La demanda insaciable de Estados Unidos y otros consumidores ricos es lo que mueve el narcotráfico. El dinero obtenido de forma ilícita enriquece y provee de armas a los cárteles. Los funcionarios estadounidenses trabajan con diligencia, pero la raíz del problema está en los millones de norteamericanos y europeos comunes y corrientes que consumen drogas. Para muchos, consumir drogas ha dejado de acarrear un estigma social. No es más que algo que se supone que "todo el mundo hace" en algún momento de su vida. Las campañas educativas en los colegios suelen centrarse solo en las repercusiones físicas y neurológicas del consumo, además del posible efecto que puede tener en el futuro el uso descuidado de las redes sociales.
Pero el consumo de drogas no es un delito sin víctimas, sobre todo en el caso de las drogas más adictivas y destructivas que se encuentran en el mercado. Los daños pueden ser importantes en mayores costes sanitarios, deterioro de las facultades mentales en la escuela y el trabajo, y en vidas malogradas. Cualquiera familiarizado con los efectos del alcoholismo conoce las trágicas consecuencias que pueden tener incluso las sustancias legales, no solo para quienes las consumen sino para sus seres queridos.

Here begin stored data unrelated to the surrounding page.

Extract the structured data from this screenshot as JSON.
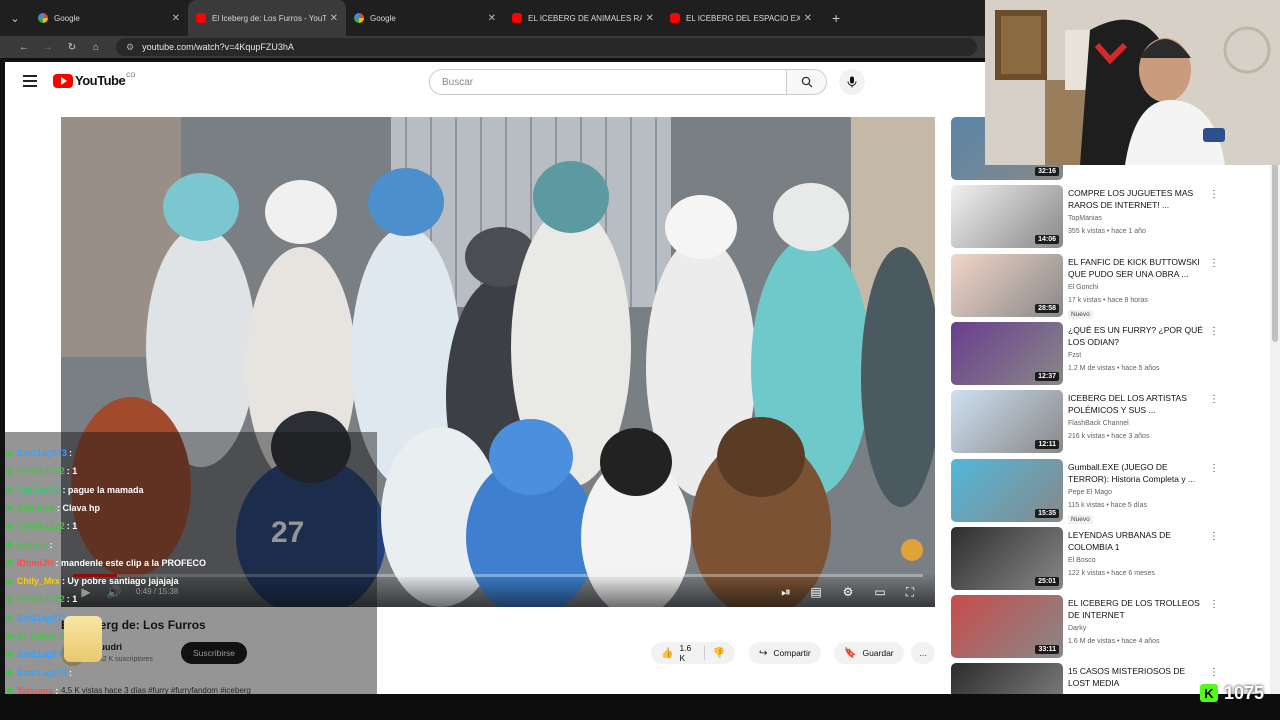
{
  "browser": {
    "tabs": [
      {
        "label": "Google",
        "favicon": "google-icon",
        "active": false
      },
      {
        "label": "El Iceberg de: Los Furros - YouT",
        "favicon": "youtube-icon",
        "active": true
      },
      {
        "label": "Google",
        "favicon": "google-icon",
        "active": false
      },
      {
        "label": "EL ICEBERG DE ANIMALES RAR",
        "favicon": "youtube-icon",
        "active": false
      },
      {
        "label": "EL ICEBERG DEL ESPACIO EXPLI",
        "favicon": "youtube-icon",
        "active": false
      }
    ],
    "url": "youtube.com/watch?v=4KqupFZU3hA"
  },
  "youtube": {
    "logo_text": "YouTube",
    "logo_country": "CO",
    "search_placeholder": "Buscar",
    "player": {
      "timecode": "0:49 / 15:38",
      "progress_fraction": 0.052
    },
    "video": {
      "title": "El Iceberg de: Los Furros",
      "channel": "Duudri",
      "subscribers": "1.52 K suscriptores",
      "subscribe_label": "Suscribirse",
      "likes": "1.6 K",
      "share_label": "Compartir",
      "save_label": "Guardar",
      "more_label": "…",
      "description": "4,5 K vistas  hace 3 días  #furry #furryfandom #iceberg"
    },
    "recommendations": [
      {
        "title": "",
        "channel": "",
        "meta": "",
        "duration": "32:16",
        "new": ""
      },
      {
        "title": "COMPRE LOS JUGUETES MAS RAROS DE INTERNET! ...",
        "channel": "TopManias",
        "meta": "355 k vistas • hace 1 año",
        "duration": "14:06",
        "new": ""
      },
      {
        "title": "EL FANFIC DE KICK BUTTOWSKI QUE PUDO SER UNA OBRA ...",
        "channel": "El Gonchi",
        "meta": "17 k vistas • hace 8 horas",
        "duration": "28:58",
        "new": "Nuevo"
      },
      {
        "title": "¿QUÉ ES UN FURRY? ¿POR QUÉ LOS ODIAN?",
        "channel": "Fzst",
        "meta": "1.2 M de vistas • hace 5 años",
        "duration": "12:37",
        "new": ""
      },
      {
        "title": "ICEBERG DEL LOS ARTISTAS POLÉMICOS Y SUS ...",
        "channel": "FlashBack Channel",
        "meta": "216 k vistas • hace 3 años",
        "duration": "12:11",
        "new": ""
      },
      {
        "title": "Gumball.EXE (JUEGO DE TERROR): Historia Completa y ...",
        "channel": "Pepe El Mago",
        "meta": "115 k vistas • hace 5 días",
        "duration": "15:35",
        "new": "Nuevo"
      },
      {
        "title": "LEYENDAS URBANAS DE COLOMBIA 1",
        "channel": "El Bosco",
        "meta": "122 k vistas • hace 6 meses",
        "duration": "25:01",
        "new": ""
      },
      {
        "title": "EL ICEBERG DE LOS TROLLEOS DE INTERNET",
        "channel": "Darky",
        "meta": "1.6 M de vistas • hace 4 años",
        "duration": "33:11",
        "new": ""
      },
      {
        "title": "15 CASOS MISTERIOSOS DE LOST MEDIA",
        "channel": "",
        "meta": "",
        "duration": "",
        "new": ""
      }
    ]
  },
  "chat": {
    "lines": [
      {
        "user": "Sant1ag073",
        "msg": ":",
        "color": "#3aa0ff"
      },
      {
        "user": "Yordin1222",
        "msg": ": 1",
        "color": "#47c447"
      },
      {
        "user": "YesGorRT",
        "msg": ": pague la mamada",
        "color": "#2ecc71"
      },
      {
        "user": "XRemick",
        "msg": ": Clava hp",
        "color": "#47c447"
      },
      {
        "user": "Yordin1222",
        "msg": ": 1",
        "color": "#47c447"
      },
      {
        "user": "kaboza",
        "msg": ":",
        "color": "#47c447"
      },
      {
        "user": "iDomiJH",
        "msg": ": mandenle este clip a la PROFECO",
        "color": "#ff4d4d"
      },
      {
        "user": "Chily_Mrx",
        "msg": ": Uy pobre santiago jajajaja",
        "color": "#ffcc00"
      },
      {
        "user": "Yordin1222",
        "msg": ": 1",
        "color": "#47c447"
      },
      {
        "user": "Sant1ag073",
        "msg": ":",
        "color": "#3aa0ff"
      },
      {
        "user": "El_Saitro_508",
        "msg": ":",
        "color": "#47c447"
      },
      {
        "user": "Sant1ag073",
        "msg": ":",
        "color": "#3aa0ff"
      },
      {
        "user": "Sant1ag073",
        "msg": ":",
        "color": "#3aa0ff"
      },
      {
        "user": "Tatsuma",
        "msg": ":",
        "color": "#ff4d4d"
      }
    ]
  },
  "kick": {
    "logo": "K",
    "viewer_count": "1075"
  }
}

Ha llegado el momento de probar algo que ha demostrado su éxito en el comercio de diamantes: hay que empezar a hablar de las drogas de sangre, que contribuyen a la muerte, la corrupción, el caos y la pérdida de oportunidades económicas en toda la cadena de suministro, desde los países productores hasta los consumidores, pasando por los países de tránsito. Reducir la demanda de esas sustancias disminuiría esos efectos. Pero la reducción de la demanda depende de decisiones personales tomadas cada día por millones de consumidores, que en general piensan poco —y se preocupan menos aún— en las repercusiones que tienen sus actos sobre otras personas más allá de las fronteras de su país.
Por desgracia, no podemos seguir ignorando todas esas consecuencias. Lo mismo sucedió en un momento dado con los diamantes procedentes de zonas de conflicto en África, pero una información eficaz ha ayudado, si no a eliminar el problema, al menos a controlarlo. Es posible que a veces sea más sencillo presionar a los países productores para que corten el flujo de drogas, pero la máxima responsabilidad es de quienes demandan el producto. Hace ya mucho tiempo que se debían haber reconocido y abordado la causa y el efecto.
La versión original de este artículo fue publicada en El País.